Shit happens. And Jake has to laugh, a weight tumbling off his shoulders.
Alex retreats to home plate and sets up, clapping his glove. An ease to his movements, like they’re playing catch in his backyard, one that makes it simple to throw a pitch for a fly-ball out.
The next batter works a walk, advances to second on a steal—Alex’s throw a breath too late—then to third on a sac fly. Two outs. Jake just needs another to escape the inning. But of course, Zach sneaks a single up through the infield, driving in a run, and Jake can’t even be that mad at him.

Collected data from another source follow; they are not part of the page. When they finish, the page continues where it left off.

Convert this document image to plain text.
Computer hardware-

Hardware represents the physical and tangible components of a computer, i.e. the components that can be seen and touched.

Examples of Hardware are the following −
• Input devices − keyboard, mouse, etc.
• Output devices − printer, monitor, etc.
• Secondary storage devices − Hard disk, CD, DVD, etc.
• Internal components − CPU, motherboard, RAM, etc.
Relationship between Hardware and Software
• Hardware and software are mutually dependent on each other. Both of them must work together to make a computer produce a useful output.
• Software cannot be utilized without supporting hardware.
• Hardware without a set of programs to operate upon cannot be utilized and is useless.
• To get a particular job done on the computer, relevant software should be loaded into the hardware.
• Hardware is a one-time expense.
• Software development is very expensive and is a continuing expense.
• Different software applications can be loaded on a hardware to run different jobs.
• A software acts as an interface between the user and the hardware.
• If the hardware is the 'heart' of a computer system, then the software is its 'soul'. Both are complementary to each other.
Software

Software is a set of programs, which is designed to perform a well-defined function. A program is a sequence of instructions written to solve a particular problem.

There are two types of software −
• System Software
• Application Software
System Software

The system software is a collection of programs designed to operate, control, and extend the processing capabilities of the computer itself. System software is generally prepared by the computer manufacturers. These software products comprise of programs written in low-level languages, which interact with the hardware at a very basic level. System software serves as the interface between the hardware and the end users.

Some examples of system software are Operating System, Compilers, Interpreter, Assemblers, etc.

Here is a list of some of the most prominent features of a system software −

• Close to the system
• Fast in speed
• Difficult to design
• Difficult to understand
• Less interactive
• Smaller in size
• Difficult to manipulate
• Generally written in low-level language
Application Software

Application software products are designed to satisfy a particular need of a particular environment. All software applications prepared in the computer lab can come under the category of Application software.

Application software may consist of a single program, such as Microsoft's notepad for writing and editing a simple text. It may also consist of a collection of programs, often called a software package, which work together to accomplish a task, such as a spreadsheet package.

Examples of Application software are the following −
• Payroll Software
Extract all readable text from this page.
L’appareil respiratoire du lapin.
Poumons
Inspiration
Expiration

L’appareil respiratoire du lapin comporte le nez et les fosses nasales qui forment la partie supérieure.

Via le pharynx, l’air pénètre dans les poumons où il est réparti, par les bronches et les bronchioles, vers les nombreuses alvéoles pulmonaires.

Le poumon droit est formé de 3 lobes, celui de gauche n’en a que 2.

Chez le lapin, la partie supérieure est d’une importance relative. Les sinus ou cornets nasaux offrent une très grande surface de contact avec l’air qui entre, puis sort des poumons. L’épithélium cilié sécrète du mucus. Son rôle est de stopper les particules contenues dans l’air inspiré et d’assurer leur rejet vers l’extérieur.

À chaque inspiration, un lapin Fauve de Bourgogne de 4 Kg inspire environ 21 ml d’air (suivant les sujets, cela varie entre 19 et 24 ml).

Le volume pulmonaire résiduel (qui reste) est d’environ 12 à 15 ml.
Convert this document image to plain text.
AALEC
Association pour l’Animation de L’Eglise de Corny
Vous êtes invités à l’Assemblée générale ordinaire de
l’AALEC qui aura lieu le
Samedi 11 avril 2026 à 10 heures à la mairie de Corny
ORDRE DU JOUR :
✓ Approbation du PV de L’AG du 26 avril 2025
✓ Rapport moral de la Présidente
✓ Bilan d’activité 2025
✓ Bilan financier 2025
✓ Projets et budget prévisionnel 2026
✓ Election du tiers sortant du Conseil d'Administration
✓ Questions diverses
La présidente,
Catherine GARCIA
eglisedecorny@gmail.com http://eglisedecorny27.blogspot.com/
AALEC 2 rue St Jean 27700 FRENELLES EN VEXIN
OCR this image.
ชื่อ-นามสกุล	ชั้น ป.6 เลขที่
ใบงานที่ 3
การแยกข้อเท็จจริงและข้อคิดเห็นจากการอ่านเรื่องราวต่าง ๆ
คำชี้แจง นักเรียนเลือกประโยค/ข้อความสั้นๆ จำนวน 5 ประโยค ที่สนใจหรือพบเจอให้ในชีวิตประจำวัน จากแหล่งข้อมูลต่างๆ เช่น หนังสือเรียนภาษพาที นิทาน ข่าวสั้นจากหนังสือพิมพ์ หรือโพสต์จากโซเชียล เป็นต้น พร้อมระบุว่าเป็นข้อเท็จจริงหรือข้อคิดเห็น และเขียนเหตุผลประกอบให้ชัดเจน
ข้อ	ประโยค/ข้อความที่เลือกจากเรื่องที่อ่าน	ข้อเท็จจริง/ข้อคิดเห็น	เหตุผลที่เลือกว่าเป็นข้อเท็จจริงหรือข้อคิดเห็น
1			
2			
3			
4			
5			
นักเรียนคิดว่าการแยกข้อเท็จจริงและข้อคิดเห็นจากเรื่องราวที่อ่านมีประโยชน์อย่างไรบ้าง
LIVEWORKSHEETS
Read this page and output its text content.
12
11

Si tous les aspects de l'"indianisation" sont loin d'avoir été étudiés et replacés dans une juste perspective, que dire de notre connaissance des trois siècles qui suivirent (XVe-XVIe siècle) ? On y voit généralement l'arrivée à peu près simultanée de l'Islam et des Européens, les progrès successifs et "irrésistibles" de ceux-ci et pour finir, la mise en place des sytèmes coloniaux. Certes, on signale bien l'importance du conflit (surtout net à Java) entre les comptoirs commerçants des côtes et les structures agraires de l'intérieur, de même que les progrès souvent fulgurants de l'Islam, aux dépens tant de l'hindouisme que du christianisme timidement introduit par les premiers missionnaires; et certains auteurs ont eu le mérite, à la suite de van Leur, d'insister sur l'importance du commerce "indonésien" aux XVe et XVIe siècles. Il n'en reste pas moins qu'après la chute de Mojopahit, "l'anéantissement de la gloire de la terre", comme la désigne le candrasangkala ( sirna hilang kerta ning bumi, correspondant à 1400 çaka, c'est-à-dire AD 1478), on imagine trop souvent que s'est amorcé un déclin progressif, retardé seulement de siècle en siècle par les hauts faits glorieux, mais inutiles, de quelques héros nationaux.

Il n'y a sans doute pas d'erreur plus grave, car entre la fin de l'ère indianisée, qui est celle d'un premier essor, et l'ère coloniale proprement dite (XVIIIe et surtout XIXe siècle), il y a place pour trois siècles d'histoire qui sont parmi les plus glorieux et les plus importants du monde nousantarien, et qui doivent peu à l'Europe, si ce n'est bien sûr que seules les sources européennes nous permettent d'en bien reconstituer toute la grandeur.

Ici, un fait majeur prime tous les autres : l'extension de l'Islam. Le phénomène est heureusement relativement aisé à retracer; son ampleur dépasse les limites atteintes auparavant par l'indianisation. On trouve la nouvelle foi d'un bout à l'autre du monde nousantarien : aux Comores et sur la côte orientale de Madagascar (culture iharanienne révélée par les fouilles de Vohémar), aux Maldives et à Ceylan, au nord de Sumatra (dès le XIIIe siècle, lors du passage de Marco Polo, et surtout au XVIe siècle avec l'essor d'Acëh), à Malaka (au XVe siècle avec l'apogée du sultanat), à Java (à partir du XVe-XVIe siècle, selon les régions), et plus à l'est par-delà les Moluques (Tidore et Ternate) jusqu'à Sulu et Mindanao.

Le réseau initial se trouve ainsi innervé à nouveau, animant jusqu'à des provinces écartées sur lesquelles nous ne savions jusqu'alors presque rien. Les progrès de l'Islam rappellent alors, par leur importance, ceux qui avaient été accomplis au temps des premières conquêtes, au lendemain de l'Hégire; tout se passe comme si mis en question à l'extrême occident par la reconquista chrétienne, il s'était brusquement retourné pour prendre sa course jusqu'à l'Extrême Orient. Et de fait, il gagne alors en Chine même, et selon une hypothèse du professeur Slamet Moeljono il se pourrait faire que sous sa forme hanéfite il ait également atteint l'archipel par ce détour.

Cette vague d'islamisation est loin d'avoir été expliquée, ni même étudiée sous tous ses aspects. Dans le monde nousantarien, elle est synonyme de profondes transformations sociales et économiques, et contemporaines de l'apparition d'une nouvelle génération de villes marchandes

Jake gets another out, then retreats to the dugout at the inning break. Courtland comes over and shakes his hand, the indication Jake’s done for the game. Jake should ice his arm, shower off the rain. Instead he finds Alex in the tunnel between the dugout and the clubhouse, balancing a tablet as he tries to warm feeling back into his hands over a space heater.
Jake takes the tablet, scrolling at Alex’s indication, while Alex rubs his palms together. “Thought you were a hardy New Englander.”